Children like to read, but not for pleasure
And the numbers saying they read stories for pleasure have dropped by five percentage points in five years, to 33 per cent.
However, attitudes to reading are still broadly positive in this country - just less so than elsewhere.
These are the main findings of a study on attitudes to reading, which offers insights into England's recent mediocre performance in a major international testing survey.
The Progress in Reading Literacy Study (Pirls), which tested 10-year-olds in 45 countries and provinces in 2006, found England had slipped from third to 19th in the rankings.
Academics at the National Foundation for Educational Research have presented more detailed findings on pupils' attitudes, based on surveys for Pirls.
They found that in England, only one third of pupils said they read for pleasure every day, while 27 per cent said they never did so.
But reading is still popular. Three-quarters of children said they enjoyed it and only one-third believed it was boring.
The figures for reading every day are broadly unchanged since 2001, the year of the last Pirls study, in which England's good overall test performance was reported against a background of concern about English pupils' lack of enthusiasm.
In France, 51 per cent claimed to read daily in their spare time, with only 15 per cent never doing so.
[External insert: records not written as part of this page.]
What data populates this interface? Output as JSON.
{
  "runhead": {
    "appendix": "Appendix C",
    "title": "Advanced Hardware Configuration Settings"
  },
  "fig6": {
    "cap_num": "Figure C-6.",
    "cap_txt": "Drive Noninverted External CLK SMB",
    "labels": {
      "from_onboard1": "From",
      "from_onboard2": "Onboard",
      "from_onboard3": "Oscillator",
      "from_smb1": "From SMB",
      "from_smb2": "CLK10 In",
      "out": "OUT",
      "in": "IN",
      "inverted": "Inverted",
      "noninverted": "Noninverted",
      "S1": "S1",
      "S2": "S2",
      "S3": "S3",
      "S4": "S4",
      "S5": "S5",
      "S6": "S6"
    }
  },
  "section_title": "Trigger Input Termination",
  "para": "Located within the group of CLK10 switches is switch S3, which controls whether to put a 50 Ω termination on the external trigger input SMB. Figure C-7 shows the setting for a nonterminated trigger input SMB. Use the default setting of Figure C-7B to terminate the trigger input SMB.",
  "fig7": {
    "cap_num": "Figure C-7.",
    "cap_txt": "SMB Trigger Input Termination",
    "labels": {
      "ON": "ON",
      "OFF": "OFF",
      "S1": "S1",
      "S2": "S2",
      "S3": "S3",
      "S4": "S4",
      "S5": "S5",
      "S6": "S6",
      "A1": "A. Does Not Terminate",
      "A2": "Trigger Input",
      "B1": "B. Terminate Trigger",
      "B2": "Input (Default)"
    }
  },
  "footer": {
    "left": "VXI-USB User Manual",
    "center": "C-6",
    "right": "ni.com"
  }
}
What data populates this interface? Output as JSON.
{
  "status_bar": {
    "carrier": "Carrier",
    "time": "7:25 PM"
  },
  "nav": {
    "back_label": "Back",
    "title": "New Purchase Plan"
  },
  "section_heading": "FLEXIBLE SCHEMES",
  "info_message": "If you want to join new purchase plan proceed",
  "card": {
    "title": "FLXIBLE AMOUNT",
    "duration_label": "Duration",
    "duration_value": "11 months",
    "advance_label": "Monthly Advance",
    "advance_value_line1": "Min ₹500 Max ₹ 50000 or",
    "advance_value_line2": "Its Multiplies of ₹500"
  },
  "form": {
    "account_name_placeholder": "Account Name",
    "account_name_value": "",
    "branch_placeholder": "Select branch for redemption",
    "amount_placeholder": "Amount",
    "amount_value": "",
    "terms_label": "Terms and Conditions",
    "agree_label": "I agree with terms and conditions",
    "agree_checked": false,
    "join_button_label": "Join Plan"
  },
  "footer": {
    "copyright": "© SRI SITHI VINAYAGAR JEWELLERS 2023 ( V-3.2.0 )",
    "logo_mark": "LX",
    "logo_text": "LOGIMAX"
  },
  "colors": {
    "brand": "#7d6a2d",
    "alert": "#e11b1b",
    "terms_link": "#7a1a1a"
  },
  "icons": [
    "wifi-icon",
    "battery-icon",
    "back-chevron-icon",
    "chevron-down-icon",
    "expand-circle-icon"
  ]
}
In Germany, the comparable figures were 53 per cent and 14 per cent.
The findings may be of concern to those trying to raise test scores in English primaries, as there appears to be a strong link between interest in reading and achievement.
Pupils saying they read for fun every day scored on average 575 points in the Pirls tests, compared with 537 for those who read once or twice a week, and 506 for those who say they never read for pleasure.
Liz Twist, principal research officer for the foundation, told a conference in London on pupil attitudes that this correlation could be found in almost every country.